Scintille al workshop dei grillini,
in tre sotto accusa
CORRIDONIA - Una attivista ha denunciato di essere stata schiaffeggiata, minacciata e condotta fuori dalla sala dove era in corso il meeting dei 5 Stelle, in seguito ad un suo intervento. Oggi prima udienza davanti al giudice di pace di Macerata
Il workshop del Movimento 5 stelle che si era svolto all’hotel Grassetti di Corridonia, il 19 giugno del 2016, finisce al centro di un processo davanti al giudice di pace di Macerata, dove oggi si è svolta la prima udienza. Tre le persone imputate per via di presunte percosse e minacce ad una attivista che quel giorno aveva fatto un intervento. Stando a quanto denunciato dalla donna, Morena Tiberi, 55 anni, residente a Pollenza, quel giorno lei aveva preso la parola alla presenza di consiglieri regionali (Gianni Maggi, Piergiorgio Fabbri, Romina Pergolesi) e anche locali (Carla Messi, Roberto Cherubini).
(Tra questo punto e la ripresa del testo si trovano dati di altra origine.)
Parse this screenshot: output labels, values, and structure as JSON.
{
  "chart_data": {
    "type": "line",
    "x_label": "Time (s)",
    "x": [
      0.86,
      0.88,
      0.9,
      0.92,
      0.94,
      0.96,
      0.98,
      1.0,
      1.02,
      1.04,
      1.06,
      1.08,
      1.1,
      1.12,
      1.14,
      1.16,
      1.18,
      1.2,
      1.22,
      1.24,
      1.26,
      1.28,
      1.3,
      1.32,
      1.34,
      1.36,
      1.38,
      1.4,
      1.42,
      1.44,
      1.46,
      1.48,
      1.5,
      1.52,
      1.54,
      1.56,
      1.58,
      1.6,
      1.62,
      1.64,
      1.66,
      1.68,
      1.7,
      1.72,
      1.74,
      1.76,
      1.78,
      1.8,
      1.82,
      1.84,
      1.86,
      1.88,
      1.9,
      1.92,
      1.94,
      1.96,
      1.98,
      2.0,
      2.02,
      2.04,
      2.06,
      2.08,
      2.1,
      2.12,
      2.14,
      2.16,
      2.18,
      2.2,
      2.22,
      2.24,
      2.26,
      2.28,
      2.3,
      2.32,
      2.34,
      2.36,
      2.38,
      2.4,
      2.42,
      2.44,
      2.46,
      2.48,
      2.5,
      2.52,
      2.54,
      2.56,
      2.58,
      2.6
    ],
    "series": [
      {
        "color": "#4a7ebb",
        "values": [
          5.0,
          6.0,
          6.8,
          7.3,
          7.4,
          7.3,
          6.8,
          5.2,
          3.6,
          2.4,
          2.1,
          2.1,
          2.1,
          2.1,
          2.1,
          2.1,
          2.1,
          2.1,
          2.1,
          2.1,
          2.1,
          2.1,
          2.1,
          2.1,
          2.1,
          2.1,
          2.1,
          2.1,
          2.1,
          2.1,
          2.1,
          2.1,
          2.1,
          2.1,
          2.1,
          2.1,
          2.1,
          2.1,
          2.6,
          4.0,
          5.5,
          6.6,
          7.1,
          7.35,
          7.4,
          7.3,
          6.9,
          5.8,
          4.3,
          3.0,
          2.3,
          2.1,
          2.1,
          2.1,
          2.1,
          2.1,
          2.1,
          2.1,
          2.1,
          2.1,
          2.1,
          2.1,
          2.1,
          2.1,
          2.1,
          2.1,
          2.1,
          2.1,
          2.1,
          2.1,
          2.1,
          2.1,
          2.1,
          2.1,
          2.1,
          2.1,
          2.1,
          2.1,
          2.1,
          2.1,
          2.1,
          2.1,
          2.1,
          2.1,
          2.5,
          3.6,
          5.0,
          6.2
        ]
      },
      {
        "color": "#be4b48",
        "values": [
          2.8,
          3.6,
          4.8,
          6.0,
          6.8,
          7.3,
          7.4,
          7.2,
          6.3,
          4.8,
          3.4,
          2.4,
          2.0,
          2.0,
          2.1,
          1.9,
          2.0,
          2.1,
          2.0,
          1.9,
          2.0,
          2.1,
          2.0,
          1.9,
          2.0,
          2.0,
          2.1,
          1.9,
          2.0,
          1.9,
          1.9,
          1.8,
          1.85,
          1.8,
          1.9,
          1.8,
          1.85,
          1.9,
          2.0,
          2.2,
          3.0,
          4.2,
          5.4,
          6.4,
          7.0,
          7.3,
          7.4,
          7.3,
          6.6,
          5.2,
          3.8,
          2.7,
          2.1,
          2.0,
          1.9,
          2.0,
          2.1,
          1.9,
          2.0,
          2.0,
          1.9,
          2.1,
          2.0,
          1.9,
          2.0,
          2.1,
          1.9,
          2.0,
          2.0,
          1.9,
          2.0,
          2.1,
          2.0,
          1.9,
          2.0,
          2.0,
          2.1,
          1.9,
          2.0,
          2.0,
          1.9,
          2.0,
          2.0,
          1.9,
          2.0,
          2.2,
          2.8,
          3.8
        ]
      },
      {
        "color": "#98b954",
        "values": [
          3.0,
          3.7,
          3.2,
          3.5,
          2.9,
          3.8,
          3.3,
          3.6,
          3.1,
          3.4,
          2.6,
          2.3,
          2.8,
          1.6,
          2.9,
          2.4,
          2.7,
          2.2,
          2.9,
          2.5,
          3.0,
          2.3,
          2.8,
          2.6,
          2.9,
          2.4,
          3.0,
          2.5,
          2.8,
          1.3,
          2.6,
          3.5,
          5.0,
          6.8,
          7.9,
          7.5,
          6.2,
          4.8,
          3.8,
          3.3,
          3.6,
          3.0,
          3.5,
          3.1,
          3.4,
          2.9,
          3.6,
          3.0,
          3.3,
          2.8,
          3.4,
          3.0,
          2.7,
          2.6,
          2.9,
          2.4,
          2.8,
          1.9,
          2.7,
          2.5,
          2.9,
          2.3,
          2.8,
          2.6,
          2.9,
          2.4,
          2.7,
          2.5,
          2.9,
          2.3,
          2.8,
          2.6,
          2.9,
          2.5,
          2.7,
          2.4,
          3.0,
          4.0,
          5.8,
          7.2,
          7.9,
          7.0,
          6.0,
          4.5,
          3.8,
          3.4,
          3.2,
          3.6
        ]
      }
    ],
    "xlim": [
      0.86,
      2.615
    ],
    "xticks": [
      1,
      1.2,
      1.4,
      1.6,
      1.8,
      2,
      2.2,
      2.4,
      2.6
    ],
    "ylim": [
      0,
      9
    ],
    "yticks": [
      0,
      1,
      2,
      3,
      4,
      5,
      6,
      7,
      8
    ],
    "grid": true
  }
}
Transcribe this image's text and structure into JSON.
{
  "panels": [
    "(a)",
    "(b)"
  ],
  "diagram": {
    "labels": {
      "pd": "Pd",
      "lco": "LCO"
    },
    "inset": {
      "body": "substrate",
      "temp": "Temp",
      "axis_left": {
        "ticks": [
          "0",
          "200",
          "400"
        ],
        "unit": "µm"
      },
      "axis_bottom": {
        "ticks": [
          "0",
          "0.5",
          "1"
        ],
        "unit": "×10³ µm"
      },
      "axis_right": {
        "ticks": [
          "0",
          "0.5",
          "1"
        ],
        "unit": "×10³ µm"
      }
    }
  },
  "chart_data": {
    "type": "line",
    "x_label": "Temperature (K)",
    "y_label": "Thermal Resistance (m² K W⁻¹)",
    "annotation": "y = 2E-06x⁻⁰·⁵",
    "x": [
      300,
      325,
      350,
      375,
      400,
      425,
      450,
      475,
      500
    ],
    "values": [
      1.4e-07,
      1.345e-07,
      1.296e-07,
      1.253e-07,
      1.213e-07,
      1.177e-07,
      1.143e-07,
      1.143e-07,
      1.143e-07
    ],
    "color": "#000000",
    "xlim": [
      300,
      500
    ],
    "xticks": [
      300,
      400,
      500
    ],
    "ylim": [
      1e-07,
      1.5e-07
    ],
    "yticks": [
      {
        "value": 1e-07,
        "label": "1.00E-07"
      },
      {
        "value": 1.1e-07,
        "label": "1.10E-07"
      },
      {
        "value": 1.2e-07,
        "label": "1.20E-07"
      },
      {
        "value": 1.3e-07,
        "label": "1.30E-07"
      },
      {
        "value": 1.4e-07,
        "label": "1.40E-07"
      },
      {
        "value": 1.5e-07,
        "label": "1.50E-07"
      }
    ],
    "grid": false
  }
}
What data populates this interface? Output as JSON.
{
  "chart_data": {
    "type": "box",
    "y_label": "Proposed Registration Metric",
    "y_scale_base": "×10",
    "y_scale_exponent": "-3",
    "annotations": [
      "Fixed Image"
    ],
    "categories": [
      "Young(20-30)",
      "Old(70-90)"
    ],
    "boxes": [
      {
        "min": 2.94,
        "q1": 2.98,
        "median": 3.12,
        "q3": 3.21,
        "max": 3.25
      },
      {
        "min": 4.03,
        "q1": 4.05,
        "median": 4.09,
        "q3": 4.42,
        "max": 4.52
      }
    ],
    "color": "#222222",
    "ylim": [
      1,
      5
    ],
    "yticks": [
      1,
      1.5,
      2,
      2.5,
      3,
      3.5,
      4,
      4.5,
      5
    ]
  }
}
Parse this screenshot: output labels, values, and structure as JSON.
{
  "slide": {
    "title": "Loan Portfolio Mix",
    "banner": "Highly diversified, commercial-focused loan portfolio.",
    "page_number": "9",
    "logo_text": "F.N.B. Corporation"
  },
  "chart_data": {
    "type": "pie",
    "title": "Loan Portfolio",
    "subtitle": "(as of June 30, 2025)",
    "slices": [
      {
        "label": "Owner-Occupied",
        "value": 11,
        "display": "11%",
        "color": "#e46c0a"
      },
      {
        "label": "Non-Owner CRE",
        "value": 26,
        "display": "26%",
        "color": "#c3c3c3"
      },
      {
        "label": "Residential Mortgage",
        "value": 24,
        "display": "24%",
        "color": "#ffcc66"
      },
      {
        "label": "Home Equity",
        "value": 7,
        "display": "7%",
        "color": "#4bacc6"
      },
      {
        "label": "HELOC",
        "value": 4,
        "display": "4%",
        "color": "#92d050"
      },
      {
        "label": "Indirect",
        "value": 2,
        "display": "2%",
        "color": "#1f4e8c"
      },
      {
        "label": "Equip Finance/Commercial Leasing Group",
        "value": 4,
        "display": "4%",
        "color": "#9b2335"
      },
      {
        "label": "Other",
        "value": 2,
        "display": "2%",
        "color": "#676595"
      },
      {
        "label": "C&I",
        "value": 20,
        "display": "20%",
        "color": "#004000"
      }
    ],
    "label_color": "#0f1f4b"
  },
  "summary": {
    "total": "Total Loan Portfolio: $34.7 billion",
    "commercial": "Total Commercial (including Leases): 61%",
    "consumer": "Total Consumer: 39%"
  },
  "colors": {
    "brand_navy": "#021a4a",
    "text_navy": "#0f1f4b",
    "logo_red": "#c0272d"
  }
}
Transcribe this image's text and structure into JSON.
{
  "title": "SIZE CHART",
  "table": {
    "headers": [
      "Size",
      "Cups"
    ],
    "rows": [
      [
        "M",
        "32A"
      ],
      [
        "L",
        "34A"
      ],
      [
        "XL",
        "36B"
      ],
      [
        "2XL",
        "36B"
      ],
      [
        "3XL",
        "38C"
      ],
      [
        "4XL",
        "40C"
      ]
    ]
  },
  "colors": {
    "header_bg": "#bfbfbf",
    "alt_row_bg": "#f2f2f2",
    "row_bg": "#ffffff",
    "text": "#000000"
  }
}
Il suo intervento era stato criticato e una dei presenti, Maria Teresa Verdenelli, 57 anni, di Montefano, residente a Filottrano, le avrebbe detto di stare zitta, stando a quanto denunciato da Tiberi, e in seguito le avrebbe dato uno schiaffo. Il marito di Verdenelli, Carlo Gobbi, 60, di Filottrano, sarebbe intervenuto e avrebbe detto a Tiberi: «ti aspetto fuori che ti spacco la faccia». Un altro dei presenti, Alberto Zanetti, 50 anni, di Castellanza, residente a Montemarciano, avrebbe preso per le braccia Tiberi e l’avrebbe portata fuori dalla sala dove era in corso il workshop grillino. In seguito alla denuncia dell’attivista, Verdenelli, Gobbi e Zanetti sono imputati davanti al giudice di pace. L’accusa, sostenuta dal pm Francesca D’Arienzo, contesta a Gobbi la minaccia, a Zanetti e Verdenelli le percosse. Gli imputati sono difesi dall’avvocato Fulvio Zoppi. Tiberi si è costituita parte civile, assistita dal legale Sante Monti. Quanto avvenuto al workshop era stato portato a conoscenza al leader dei 5 Stelle, Beppe Grillo. Oggi il giudice Giuseppina Vita ha rinviato il processo al 9 maggio 2018 per sentire i testimoni dell’accusa.